J’y ai exercé comme professeur de sociologie entre 1980 et 1988, sous les mandats de Jean Celeyrette et d’Alain Lottin. Responsabilités exercées : élu au Conseil d’administration durant deux ans, fondateur et directeur du service des stages de 1981 à 1985, directeur d’UFR de 1987 à 1988. Pour la recherche sur la gouvernance des universités, j’ai interviewé Alain Lottin et Philippe Rousseau en 2004 (cf infra). Je garde d’excellents souvenirs de cette période. Et donc une grande empathie pour Lille 3. Paradoxalement depuis le lancement du blog en janvier 2009, je n’y ai pas encore fait de reportage :“Fabienne Blaise, vous m’invitez ?”

9 présidents de Lille 3. Esquisse d’une historiographie : je compte sur les commentaires des lecteurs du blog pour l’enrichir !

Pierre Deyon (1927-2002). Président de 1970 à 1975. Professeur d’Histoire.

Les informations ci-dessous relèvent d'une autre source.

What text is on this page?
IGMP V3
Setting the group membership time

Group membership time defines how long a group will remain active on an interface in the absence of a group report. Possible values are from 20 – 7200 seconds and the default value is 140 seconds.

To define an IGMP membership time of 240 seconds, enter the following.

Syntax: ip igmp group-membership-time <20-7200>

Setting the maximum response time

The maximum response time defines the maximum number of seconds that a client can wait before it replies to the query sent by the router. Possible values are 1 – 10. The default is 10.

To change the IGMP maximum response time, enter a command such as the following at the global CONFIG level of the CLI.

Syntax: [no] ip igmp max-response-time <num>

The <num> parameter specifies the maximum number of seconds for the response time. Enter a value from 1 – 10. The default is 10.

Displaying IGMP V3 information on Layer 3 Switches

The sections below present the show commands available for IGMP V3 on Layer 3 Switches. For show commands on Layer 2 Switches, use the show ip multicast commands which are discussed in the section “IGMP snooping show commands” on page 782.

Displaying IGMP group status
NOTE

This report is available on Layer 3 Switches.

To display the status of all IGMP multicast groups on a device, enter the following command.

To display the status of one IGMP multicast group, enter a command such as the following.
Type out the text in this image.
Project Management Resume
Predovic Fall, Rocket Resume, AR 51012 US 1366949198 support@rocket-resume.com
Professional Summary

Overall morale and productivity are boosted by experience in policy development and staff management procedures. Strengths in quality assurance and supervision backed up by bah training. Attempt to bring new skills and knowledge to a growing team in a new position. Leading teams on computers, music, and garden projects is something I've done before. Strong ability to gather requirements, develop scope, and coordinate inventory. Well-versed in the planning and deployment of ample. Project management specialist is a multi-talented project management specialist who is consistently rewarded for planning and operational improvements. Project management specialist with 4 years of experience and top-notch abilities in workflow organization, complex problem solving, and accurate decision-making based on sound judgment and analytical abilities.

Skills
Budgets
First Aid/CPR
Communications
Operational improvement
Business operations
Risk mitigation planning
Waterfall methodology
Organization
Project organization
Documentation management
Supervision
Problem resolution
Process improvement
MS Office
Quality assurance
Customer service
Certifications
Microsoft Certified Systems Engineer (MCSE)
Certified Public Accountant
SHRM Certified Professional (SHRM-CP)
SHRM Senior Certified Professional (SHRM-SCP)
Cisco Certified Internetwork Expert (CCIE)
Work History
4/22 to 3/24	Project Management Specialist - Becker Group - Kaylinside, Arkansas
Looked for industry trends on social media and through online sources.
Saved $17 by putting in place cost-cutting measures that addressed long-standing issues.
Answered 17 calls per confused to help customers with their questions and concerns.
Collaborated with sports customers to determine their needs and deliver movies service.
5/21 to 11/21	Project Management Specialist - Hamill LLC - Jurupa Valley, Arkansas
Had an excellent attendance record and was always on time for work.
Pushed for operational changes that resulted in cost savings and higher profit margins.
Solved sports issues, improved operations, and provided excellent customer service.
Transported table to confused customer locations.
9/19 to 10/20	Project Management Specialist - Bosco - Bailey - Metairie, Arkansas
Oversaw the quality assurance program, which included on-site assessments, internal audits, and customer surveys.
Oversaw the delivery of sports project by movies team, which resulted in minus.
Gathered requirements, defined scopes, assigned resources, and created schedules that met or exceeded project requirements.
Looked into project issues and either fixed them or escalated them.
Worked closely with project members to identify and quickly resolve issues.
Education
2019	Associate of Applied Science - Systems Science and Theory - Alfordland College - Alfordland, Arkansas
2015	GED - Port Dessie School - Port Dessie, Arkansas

Recteur d’académie de 1981 à 1991. Biographie. Photo.

Patrick Rafroidi (1930-1989). Président de 1976 à 1980. Professeur d’Anglais. Biographie.

Jean Celeyrette. Président de 1980 à 1986. Professeur de mathématiques, passionné par l’histoire des sciences. Avant d’être élu président, il était directeur de l’UFR d’AES dans laquelle il m’a accueilli et où j’ai enseigné. Je me souviens d’un déplacement à Paris avec lui pour rencontrer le secrétaire d’Etat Legendre et négocier l’application aux étudiants de la maîtrise AES des mesures en faveur de l’emploi des jeunes (stages et alternance). Deux mois plus tard, François Mitterrand était élu président de la République ! Biographie de Jean Celeyrette.

Alain Lottin (1935-). Président de 1986 à 1991. Professeur d’Histoire. Chronique du blog : interview de 2004, histoire de la création des universités nouvelles. Après la présidence de Lille 3, Alain Lottin a été administrateur provisoire puis président de l’université d’Artois. Biographie.

Bernard Alluin. Président de 1991 à 1996. Professeur de littérature française. Le Ministère lui confie, en mars 2000, une mission sur les IUFM.

Gérard Losfeld. Président de 1996 à 2000. Professeur en Sciences de l’information. Il est conduit à la démission en janvier 2000, après un an de conflit avec le conseil d’administration. Histoire de ce conflit racontée par son successeur, le président Rousseau (entretien de 2004). Gérard Losfeld, auteur des conclusions des Assises nationales pour l’éducation à la formation (2003).

Philippe Rousseau (né en 1941). Président de 2000 à 2005, élu au 10ème tour de scrutin. Professeur de Grec. Le programme pour le mandat (entretien de 2004) : faire de la recherche une priorité, basculer rapidement à l’espace européen, restructurer et diminuer le nombre de composantes, relever le niveau de qualification de l’administration, ne pas laisser les relations internationales partir dans tous les sens, recréer une seule université de Lille. Nous sommes en 2004 et les 3 universités lilloises peinent encore en 2012 à mettre en œuvre une stratégie claire de rapprochement (38 chroniques du blog sur le SUP en Nord Pas-de-Calais)

Philippe Rousseau est un lecteur assidu du blog. En juin 2010, il critique vertement le régime indemnitaire des présidents d’université, instauré par Valérie Pécresse (”Lionel Collet, 210.000 euros par an !“). En janvier 2012, il observe les effets néfastes de la prime majoritaire pour les élections au Conseil d’administration (”Elections : prime à la liste gagnante“) : “la prime majoritaire permet à un groupe très restreint de collègues qui se sont entendus de faire main basse sur l’université et de la gouverner ensuite avec peu de contrôle effectif de la communauté. Compte tenu des pouvoirs accordés aux présidents, cette absence voulue de démocratie (ou de collégialité) contient en germe des menaces graves pour la qualité et l’honnêteté du service public, et peut favoriser le développement de pratiques qui s’apparentent à de la corruption”.